From this study, tropisetron activated cardiac Akt and decreased neutrophil infiltration following trauma-hemorrhage. It remains unknown whether tropisetron primarily modified neutrophil activity or modified cardiac cellular activity via an Akt-dependent pathway and somehow limited neutrophil recruitment. Further studies are still needed to investigate the precise mechanism for this effect.

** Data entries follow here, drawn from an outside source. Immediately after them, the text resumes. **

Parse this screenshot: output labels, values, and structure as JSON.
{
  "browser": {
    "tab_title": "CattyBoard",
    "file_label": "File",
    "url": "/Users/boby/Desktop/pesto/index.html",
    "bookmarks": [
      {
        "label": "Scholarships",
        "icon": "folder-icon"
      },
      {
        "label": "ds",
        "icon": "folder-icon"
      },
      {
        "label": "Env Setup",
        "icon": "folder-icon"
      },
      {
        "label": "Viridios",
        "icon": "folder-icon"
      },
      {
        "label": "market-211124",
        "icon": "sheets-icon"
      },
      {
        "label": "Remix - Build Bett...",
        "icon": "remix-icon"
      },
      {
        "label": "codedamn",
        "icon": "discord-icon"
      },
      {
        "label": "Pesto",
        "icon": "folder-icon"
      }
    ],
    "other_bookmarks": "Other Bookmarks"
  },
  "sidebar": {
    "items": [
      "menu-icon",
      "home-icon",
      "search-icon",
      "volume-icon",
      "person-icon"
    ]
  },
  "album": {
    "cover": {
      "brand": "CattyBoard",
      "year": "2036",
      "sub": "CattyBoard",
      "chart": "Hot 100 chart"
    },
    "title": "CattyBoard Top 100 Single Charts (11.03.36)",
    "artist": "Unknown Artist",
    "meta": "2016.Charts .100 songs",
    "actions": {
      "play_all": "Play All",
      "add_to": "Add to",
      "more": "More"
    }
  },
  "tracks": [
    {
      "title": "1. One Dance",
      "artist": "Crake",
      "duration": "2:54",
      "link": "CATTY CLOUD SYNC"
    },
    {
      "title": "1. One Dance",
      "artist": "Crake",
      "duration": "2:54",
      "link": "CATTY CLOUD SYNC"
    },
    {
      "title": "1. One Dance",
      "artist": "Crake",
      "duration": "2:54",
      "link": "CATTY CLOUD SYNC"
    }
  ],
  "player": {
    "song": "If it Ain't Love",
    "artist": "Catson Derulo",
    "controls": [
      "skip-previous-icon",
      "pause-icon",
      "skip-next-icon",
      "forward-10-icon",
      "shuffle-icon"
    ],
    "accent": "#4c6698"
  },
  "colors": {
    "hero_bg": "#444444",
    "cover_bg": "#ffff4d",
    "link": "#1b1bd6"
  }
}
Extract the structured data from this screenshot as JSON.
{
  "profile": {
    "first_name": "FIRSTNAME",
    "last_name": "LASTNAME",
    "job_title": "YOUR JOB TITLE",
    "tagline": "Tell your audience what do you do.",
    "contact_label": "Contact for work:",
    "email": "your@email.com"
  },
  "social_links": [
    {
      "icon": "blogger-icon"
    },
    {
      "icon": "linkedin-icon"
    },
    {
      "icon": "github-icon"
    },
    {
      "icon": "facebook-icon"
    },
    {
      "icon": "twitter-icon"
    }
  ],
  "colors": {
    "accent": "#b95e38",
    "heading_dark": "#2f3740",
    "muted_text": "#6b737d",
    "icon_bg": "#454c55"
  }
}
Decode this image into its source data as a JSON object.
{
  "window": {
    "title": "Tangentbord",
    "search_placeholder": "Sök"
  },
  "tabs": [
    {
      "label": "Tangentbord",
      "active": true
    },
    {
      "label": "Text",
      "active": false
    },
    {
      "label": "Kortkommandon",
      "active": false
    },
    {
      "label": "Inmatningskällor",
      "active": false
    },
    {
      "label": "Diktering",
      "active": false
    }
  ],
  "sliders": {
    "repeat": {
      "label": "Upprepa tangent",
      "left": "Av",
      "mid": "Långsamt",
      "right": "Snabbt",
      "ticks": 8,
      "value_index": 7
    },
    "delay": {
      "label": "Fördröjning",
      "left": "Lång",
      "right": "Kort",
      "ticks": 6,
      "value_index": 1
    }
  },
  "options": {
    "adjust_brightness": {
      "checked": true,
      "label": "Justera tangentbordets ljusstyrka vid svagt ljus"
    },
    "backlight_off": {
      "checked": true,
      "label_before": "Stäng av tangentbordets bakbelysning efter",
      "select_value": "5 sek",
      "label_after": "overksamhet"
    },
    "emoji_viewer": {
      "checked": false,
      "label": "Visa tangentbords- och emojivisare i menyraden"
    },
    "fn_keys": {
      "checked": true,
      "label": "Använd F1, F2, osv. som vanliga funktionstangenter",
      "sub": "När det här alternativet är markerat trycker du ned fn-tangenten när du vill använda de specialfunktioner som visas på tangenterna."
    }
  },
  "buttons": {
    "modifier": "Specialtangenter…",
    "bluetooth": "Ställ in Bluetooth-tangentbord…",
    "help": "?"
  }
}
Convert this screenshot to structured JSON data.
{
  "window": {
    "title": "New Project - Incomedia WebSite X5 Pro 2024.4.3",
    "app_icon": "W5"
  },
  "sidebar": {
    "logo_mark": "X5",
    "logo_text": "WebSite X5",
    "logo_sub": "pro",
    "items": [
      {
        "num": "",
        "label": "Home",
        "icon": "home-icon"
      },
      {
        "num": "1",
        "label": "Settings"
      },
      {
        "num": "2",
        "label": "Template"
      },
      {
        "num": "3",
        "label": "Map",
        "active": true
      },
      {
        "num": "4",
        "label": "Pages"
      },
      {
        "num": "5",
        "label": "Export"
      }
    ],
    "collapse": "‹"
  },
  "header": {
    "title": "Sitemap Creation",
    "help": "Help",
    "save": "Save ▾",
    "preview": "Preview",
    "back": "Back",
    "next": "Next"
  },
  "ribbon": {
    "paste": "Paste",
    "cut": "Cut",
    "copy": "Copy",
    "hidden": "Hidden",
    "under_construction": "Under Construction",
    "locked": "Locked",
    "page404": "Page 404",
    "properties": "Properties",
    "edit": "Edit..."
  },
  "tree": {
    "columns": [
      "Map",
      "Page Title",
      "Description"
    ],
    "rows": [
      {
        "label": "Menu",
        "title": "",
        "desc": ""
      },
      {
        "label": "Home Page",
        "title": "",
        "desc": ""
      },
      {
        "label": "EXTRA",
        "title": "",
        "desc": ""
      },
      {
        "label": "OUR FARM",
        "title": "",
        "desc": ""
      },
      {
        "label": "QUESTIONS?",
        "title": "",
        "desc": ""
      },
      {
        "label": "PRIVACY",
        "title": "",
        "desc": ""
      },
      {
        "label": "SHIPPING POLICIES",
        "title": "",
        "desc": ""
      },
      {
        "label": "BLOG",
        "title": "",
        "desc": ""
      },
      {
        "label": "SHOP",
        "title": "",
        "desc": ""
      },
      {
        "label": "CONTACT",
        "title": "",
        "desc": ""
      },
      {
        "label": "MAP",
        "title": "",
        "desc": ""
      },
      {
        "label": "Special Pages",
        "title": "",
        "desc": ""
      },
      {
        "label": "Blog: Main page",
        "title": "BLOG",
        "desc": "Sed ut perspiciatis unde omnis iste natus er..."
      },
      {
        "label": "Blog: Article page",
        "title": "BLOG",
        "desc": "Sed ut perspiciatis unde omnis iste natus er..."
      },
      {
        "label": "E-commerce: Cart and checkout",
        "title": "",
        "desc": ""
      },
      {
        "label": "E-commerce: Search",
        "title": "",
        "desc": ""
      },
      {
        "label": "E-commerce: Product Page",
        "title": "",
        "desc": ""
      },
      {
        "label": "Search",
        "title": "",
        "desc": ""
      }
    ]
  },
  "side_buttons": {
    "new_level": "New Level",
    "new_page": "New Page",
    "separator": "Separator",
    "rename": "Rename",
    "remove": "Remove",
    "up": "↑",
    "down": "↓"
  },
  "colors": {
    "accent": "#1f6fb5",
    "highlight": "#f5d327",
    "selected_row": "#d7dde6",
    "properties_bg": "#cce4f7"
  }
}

In this study, the plasma IL-6 levels were significantly attenuated in the rat treated with tropisetron following trauma-hemorrhage. The result showed that tropisetron on whole-body system may also contribute to its favorable effect on the heart. However, the precise mechanisms still need to be determined. Apoptosis was evaluated in the myocardium; however, transaminase levels or other indicators of cardiac injury were not examined in the study. It remains unknown if tropisetron was able to prevent myocardial injury that did not result in apoptosis. In view of this, additional studies are needed to completely elucidate the mechanism. Wortmannin was chosen as a specific inhibitor of PI3K. However, wortmannin can have effects on other signaling pathways such as mTOR, p38 MAPK, polo-kinase, and insulin receptor activation, depending on the concentration and cell type (34, 35). Additional studies are, however, needed to precisely elucidate the mechanism by which tropisetron attenuates cardiac injury following trauma-hemorrhage.
In conclusion, administration of tropisetron ameliorates cardiac injury and production of proinflammatory mediators after trauma-hemorrhage. Blockade of Akt activation abolishes the salutary effects of tropisetron in the heart following trauma-hemorrhage. Our findings provide evidence that tropisetron-mediated cardioprotection is, in part, mediated via an Akt-dependent pathway after trauma-hemorrhage.